MaFreeI2P: A Matching-Free Image-to-Point Cloud Registration Paradigm with Active Camera Pose Retrieval
Gongxin Yao, Xinyang Li, Yixin Xuan, Yu Pan
TL;DR
The paper tackles image-to-point cloud registration when modality gaps make 2D-3D matching brittle. It introduces MaFreeI2P, a matching-free approach that actively retrieves the camera pose in $SE(3)$ by sampling poses, constructing pose-based cost volumes from cross-modal embeddings, and guiding pose updates with a learned similarity function. Key innovations include a cross-modal pseudo-siamese backbone with circle loss, a pose-based cost-volume formulation, a confidence-weighted similarity estimator, and an iterative refinement loop with shrinking search spaces. Empirical results show state-of-the-art relative translation error and high recall on KITTI-Odometry, with competitive performance on Apollo-DaoxiangLake, demonstrating robustness and practical impact for cross-modal localization and mapping.
Abstract
Image-to-point cloud registration seeks to estimate their relative camera pose, which remains an open question due to the data modality gaps. The recent matching-based methods tend to tackle this by building 2D-3D correspondences. In this paper, we reveal the information loss inherent in these methods and propose a matching-free paradigm, named MaFreeI2P. Our key insight is to actively retrieve the camera pose in SE(3) space by contrasting the geometric features between the point cloud and the query image. To achieve this, we first sample a set of candidate camera poses and construct their cost volume using the cross-modal features. Superior to matching, cost volume can preserve more information and its feature similarity implicitly reflects the confidence level of the sampled poses.

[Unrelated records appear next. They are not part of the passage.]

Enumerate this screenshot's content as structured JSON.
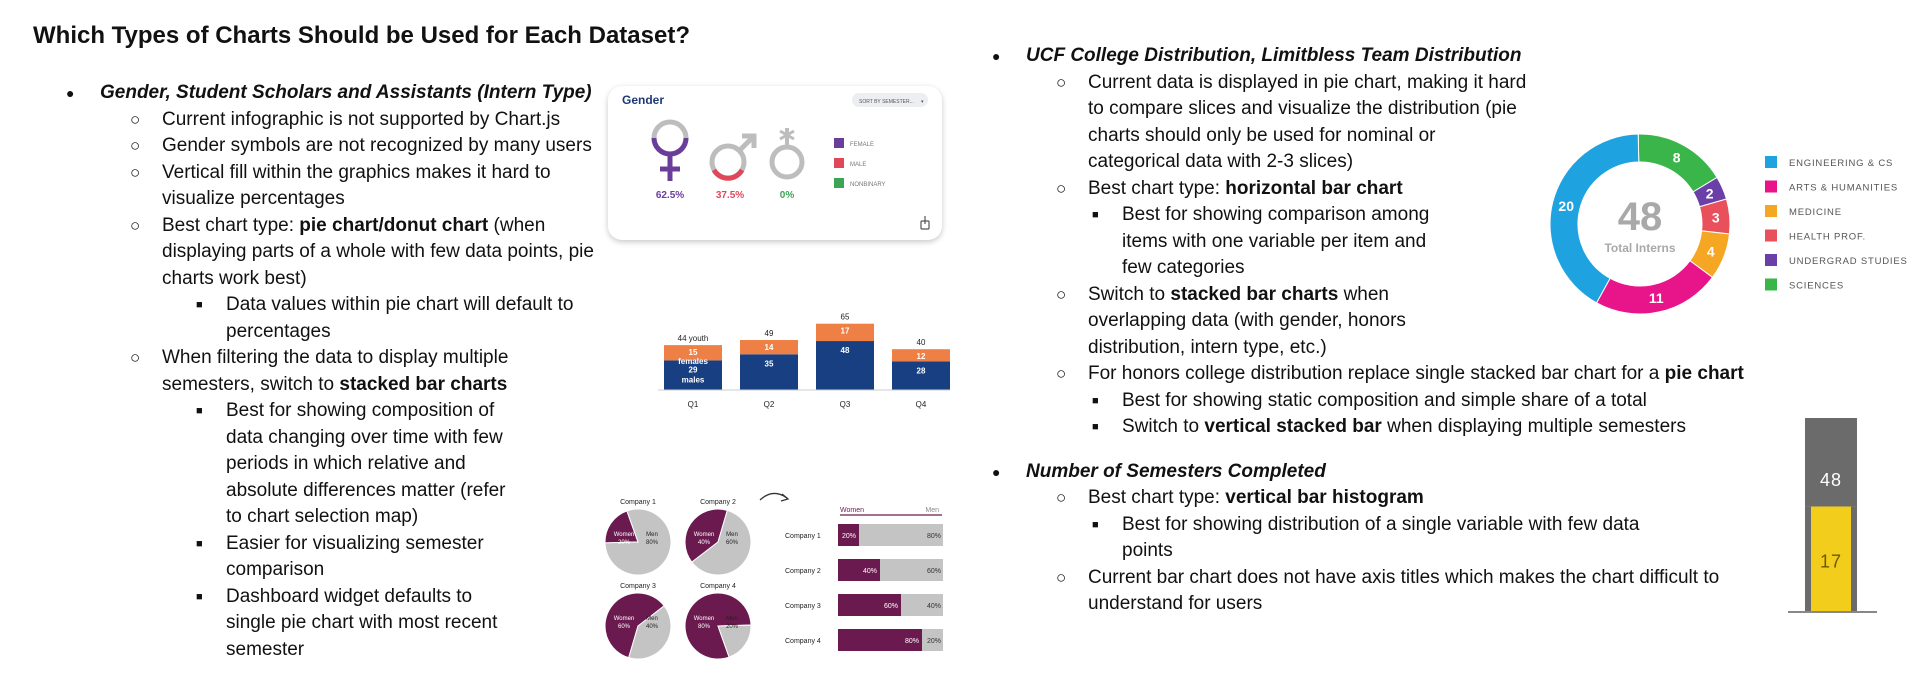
{
  "title": "Which Types of Charts Should be Used for Each Dataset?",
  "left": {
    "heading": "Gender, Student Scholars and Assistants (Intern Type)",
    "items": [
      "Current infographic is not supported by Chart.js",
      "Gender symbols are not recognized by many users",
      "Vertical fill within the graphics makes it hard to visualize percentages"
    ],
    "best_prefix": "Best chart type: ",
    "best_bold": "pie chart/donut chart",
    "best_suffix": " (when displaying parts of a whole with few data points, pie charts work best)",
    "best_sub": "Data values within pie chart will default to percentages",
    "filter_prefix": "When filtering the data to display multiple semesters, switch to ",
    "filter_bold": "stacked bar charts",
    "filter_subs": [
      "Best for showing composition of data changing over time with few periods in which relative and absolute differences matter (refer to chart selection map)",
      "Easier for visualizing semester comparison",
      "Dashboard widget defaults to single pie chart with most recent semester"
    ]
  },
  "right": {
    "heading1": "UCF College Distribution, Limitbless Team Distribution",
    "item1": "Current data is displayed in pie chart, making it hard to compare slices and visualize the distribution (pie charts should only be used for nominal or categorical data with 2-3 slices)",
    "best1_prefix": "Best chart type: ",
    "best1_bold": "horizontal bar chart",
    "best1_sub": "Best for showing comparison among items with one variable per item and few categories",
    "switch_prefix": "Switch to ",
    "switch_bold": "stacked bar charts",
    "switch_suffix": " when overlapping data (with gender, honors distribution, intern type, etc.)",
    "honors_prefix": "For honors college distribution replace single stacked bar chart for a ",
    "honors_bold": "pie chart",
    "honors_sub1": "Best for showing static composition and simple share of a total",
    "honors_sub2_prefix": "Switch to ",
    "honors_sub2_bold": "vertical stacked bar",
    "honors_sub2_suffix": " when displaying multiple semesters",
    "heading2": "Number of Semesters Completed",
    "best2_prefix": "Best chart type: ",
    "best2_bold": "vertical bar histogram",
    "best2_sub": "Best for showing distribution of a single variable with few data points",
    "item2": "Current bar chart does not have axis titles which makes the chart difficult to understand for users"
  },
  "gender_card": {
    "title": "Gender",
    "sort_label": "SORT BY SEMESTER...",
    "percents": [
      "62.5%",
      "37.5%",
      "0%"
    ],
    "legend": [
      "FEMALE",
      "MALE",
      "NONBINARY"
    ],
    "colors": {
      "female": "#6a3d9a",
      "male": "#e0485a",
      "nonbinary": "#3aa655"
    },
    "title_color": "#1f3a78"
  },
  "chart_data": [
    {
      "type": "bar",
      "stacked": true,
      "categories": [
        "Q1",
        "Q2",
        "Q3",
        "Q4"
      ],
      "series": [
        {
          "name": "males",
          "values": [
            29,
            35,
            48,
            28
          ],
          "color": "#173f82"
        },
        {
          "name": "females",
          "values": [
            15,
            14,
            17,
            12
          ],
          "color": "#ee8046"
        }
      ],
      "totals": [
        44,
        49,
        65,
        40
      ],
      "total_label_first": "44 youth",
      "ylim": [
        0,
        70
      ]
    },
    {
      "type": "pie",
      "charts": [
        {
          "title": "Company 1",
          "women": 20,
          "men": 80,
          "women_label": "Women\n20%",
          "men_label": "Men\n80%"
        },
        {
          "title": "Company 2",
          "women": 40,
          "men": 60,
          "women_label": "Women\n40%",
          "men_label": "Men\n60%"
        },
        {
          "title": "Company 3",
          "women": 60,
          "men": 40,
          "women_label": "Women\n60%",
          "men_label": "Men\n40%"
        },
        {
          "title": "Company 4",
          "women": 80,
          "men": 20,
          "women_label": "Women\n80%",
          "men_label": "Men\n20%"
        }
      ],
      "colors": {
        "women": "#6b1a4f",
        "men": "#c4c4c4"
      }
    },
    {
      "type": "bar",
      "orientation": "horizontal",
      "stacked": true,
      "legend": [
        "Women",
        "Men"
      ],
      "categories": [
        "Company 1",
        "Company 2",
        "Company 3",
        "Company 4"
      ],
      "series": [
        {
          "name": "Women",
          "values": [
            20,
            40,
            60,
            80
          ],
          "color": "#6b1a4f"
        },
        {
          "name": "Men",
          "values": [
            80,
            60,
            40,
            20
          ],
          "color": "#c4c4c4"
        }
      ]
    },
    {
      "type": "pie",
      "donut": true,
      "center_value": "48",
      "center_label": "Total Interns",
      "categories": [
        "ENGINEERING & CS",
        "ARTS & HUMANITIES",
        "MEDICINE",
        "HEALTH PROF.",
        "UNDERGRAD STUDIES",
        "SCIENCES"
      ],
      "values": [
        20,
        11,
        4,
        3,
        2,
        8
      ],
      "colors": [
        "#1ea3e0",
        "#e8148a",
        "#f5a623",
        "#e8505b",
        "#6a3fa8",
        "#3ab54a"
      ]
    },
    {
      "type": "bar",
      "stacked": true,
      "values": [
        17,
        48
      ],
      "labels": [
        "17",
        "48"
      ],
      "colors": [
        "#f2cd1b",
        "#6b6b6b"
      ]
    }
  ]
}
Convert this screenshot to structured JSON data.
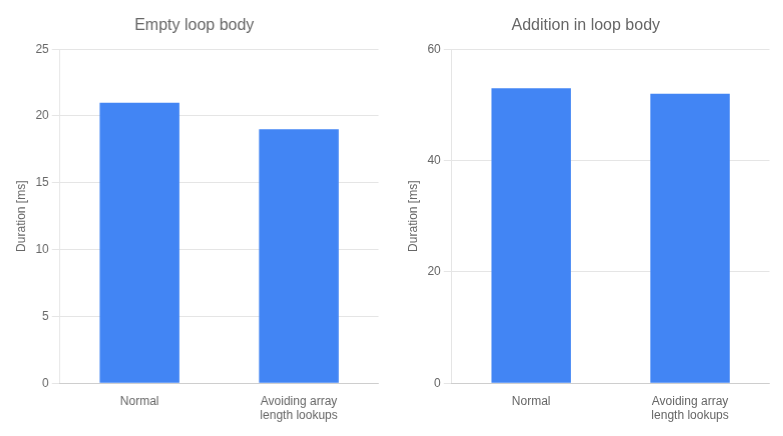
{
  "chart_data": [
    {
      "type": "bar",
      "title": "Empty loop body",
      "categories": [
        "Normal",
        "Avoiding array\nlength lookups"
      ],
      "values": [
        21.0,
        19.0
      ],
      "color": "#4285f4",
      "ylim": [
        0,
        25
      ],
      "yticks": [
        0,
        5,
        10,
        15,
        20,
        25
      ],
      "ylabel": "Duration [ms]",
      "grid": true
    },
    {
      "type": "bar",
      "title": "Addition in loop body",
      "categories": [
        "Normal",
        "Avoiding array\nlength lookups"
      ],
      "values": [
        53.0,
        52.0
      ],
      "color": "#4285f4",
      "ylim": [
        0,
        60
      ],
      "yticks": [
        0,
        20,
        40,
        60
      ],
      "ylabel": "Duration [ms]",
      "grid": true
    }
  ]
}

Afterwards, we employ a convolutional network to adaptively formulate a similarity assessment function, where the input cost volume is further improved by filtering and pose-based weighting. Finally, we update the camera pose based on the similarity scores, and adopt a heuristic strategy to iteratively shrink the pose sampling space for convergence. Our MaFreeI2P achieves a very competitive registration accuracy and recall on the KITTI-Odometry and Apollo-DaoxiangLake datasets.